Lewis Barnavelt, ragazzino di 10 anni, rimane orfano ed è costretto a trasferirsi in Michigan dall’eccentrico zio Jonathan, che si era allontanato dalla famiglia. Lo zio appare subito molto strano e anche sospetto, e la sua casa – casa vecchia e scricchiolante  fatiscente – non è da meno, piena di orologi con oggetti che si muovono e quadri che cambiano aspetto. Senza contare le numerose zucche davanti all’ingresso, come una perenne Halloween. Insomma, non proprio la dimora ideale per un ragazzino, oltre tutto già provato dalla vita. Accanto allo zio si palesa l’altezzosa vicina di casa Florence Zimmerman, con cui lo zio battibecca spesso a colpi di battute terribili vivaci (ma in realtà sono molto amici). Peraltro su quella casa gravano lugubri voci: che sia infestata, perché ci è morto il precedente proprietario? Quando Lewis scopre che era uno stregone, e che anche lo zio e la signora Zimmerman hanno a che fare con la magia, le inquietudini aumentano. Quanto è in pericolo in quella casa? Ma con il passare del tempo – e mentre la mamma gli appare in sogno, anche se a volte per dirgli cose un po’ strane – aumenta la sua curiosità per le stranezze della casa (cui Lewis sembra piacere, gli dice lo zio, come dimostra un’affettuosa poltrona…), anche per via di un divieto troppo facile da infrangere. Che lo zio gli possa insegnare qualche trucco? Ma poi, intrapresa quella strada, non si sa dove si finisca. Soprattutto se si vuole scoprire l’origine di tante stranezze, a partire da un insolito e insistente ticchettio di un orologio che sembra nascosto dentro i muri di casa…

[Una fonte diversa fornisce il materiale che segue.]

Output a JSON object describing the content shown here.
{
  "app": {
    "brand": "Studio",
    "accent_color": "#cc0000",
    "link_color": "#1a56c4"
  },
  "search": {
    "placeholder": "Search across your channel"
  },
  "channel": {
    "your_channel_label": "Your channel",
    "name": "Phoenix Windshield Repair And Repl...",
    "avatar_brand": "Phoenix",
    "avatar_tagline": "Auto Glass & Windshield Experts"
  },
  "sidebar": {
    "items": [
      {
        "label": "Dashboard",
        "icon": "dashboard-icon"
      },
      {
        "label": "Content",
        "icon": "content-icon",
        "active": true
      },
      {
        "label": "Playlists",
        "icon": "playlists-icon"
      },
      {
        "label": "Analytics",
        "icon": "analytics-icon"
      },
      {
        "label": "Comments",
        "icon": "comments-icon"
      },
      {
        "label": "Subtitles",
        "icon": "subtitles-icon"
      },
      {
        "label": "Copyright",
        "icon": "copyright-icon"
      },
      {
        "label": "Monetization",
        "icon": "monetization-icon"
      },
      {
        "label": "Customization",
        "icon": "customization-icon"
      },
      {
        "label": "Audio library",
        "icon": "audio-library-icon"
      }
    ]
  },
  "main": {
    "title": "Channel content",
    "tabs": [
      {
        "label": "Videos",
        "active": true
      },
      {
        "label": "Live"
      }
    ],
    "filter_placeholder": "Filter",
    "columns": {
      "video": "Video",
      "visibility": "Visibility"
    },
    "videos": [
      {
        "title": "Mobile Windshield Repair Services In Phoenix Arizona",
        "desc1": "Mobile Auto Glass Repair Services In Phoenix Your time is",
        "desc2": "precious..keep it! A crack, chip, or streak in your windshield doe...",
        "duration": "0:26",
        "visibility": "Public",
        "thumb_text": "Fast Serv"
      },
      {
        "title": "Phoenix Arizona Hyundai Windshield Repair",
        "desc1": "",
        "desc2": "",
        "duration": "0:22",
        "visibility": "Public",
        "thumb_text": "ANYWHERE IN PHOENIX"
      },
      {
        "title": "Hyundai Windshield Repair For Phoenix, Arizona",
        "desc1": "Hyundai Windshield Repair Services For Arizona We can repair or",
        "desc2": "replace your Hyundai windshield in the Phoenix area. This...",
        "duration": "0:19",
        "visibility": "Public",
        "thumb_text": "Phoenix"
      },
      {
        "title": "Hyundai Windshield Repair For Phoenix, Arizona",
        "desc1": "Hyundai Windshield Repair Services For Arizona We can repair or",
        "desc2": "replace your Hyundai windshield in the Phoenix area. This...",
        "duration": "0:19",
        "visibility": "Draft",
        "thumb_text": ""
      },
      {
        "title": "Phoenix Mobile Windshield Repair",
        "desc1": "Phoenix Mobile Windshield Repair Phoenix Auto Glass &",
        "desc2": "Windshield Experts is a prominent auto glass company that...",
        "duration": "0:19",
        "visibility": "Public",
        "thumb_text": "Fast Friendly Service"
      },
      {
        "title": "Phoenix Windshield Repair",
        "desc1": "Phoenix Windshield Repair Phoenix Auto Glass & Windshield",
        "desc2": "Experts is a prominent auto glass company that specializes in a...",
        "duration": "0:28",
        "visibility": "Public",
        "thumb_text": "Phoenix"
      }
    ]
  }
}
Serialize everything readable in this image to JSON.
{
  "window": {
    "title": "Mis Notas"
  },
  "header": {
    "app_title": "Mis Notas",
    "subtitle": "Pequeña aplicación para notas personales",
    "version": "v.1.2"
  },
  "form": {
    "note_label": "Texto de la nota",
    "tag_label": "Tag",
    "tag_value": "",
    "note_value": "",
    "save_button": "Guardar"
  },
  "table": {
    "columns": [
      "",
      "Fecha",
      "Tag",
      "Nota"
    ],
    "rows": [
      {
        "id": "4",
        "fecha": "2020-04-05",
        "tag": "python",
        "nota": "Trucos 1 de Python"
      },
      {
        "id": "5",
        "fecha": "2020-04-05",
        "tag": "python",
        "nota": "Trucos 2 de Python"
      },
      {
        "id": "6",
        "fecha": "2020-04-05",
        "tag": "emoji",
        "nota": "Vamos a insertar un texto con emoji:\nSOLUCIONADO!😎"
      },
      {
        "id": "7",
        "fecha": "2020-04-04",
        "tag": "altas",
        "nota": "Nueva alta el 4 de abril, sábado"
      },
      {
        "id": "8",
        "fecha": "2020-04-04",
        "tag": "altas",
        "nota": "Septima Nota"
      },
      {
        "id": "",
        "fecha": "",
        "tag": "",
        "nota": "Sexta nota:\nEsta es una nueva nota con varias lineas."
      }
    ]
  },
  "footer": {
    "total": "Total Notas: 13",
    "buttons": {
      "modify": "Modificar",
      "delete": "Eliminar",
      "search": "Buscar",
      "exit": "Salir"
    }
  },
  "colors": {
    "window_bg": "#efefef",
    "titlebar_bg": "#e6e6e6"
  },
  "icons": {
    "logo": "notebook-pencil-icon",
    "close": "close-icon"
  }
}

Tratto dal romanzo di John Bellairs e diretto da Eli Roth (il regista di film horror come Hostel e The Green Inferno), che conferisce – senza esagerare – un tono gotico ma anche visivamente molto bello al film, Il mistero della casa del tempo è un divertente fantasy per bambini e ragazzi, che può non dispiacere anche agli adulti, non fosse altro per la simpatia di Jack Black e la bravura straordinaria di Cate Blanchett (incredibile come apporti classe e sensibilità perfino a un film “di genere” come questo) e per la gustosa ambientazione nella provincia americana anni 50. Tra oggetti e piante che si animano, magie e stregonerie, morti che resuscitano e altre amenità, pericoli e spaventi non mancano ma in dosi contenute e quindi sopportabili dai piccoli spettatori, che si divertiranno per il tono da avventura di formazione e apprezzeranno quel giusto tasso di sentimento che non guasta. Ma anche per qualche riflessione che guarda alla contemporaneità, dal bullismo alla famiglia “non di sangue” senza forzature e anzi con una certa finezza. Come nel bel momento in cui lo zio Jonathan è in pena per il nipote, e l’amica Florence – che ha perso a sua volta la sua famiglia – gli ricorda che è inevitabile soffrire per coloro di cui ci si occupa. E se nella parte conclusiva si finisce, come di consueto, nella sarabanda di azioni ed effetti speciali che divertirà i piccoli (magari con qualche spavento in più, quando arrivano prima lo stregone redivivo e decrepito e poi la sua giovane e inquietante consorte) ma potrebbe annoiare un pochino i grandi, alla fine c’è però anche spazio per qualcosa di prezioso. Come il riconoscimento di nuovi affetti che sono sbocciati tra quelle tre persone che si trovano a vivere insieme; affetti che danno la forza di portare il dolore, non solo a Lewis (interpretato dal piccolo ma già esperto e convincente Owen Vaccaro) ma a ogni componente di quella nuova famiglia che si è formata. Un finale che regala, con semplicità, una nota di bellezza e di speranza.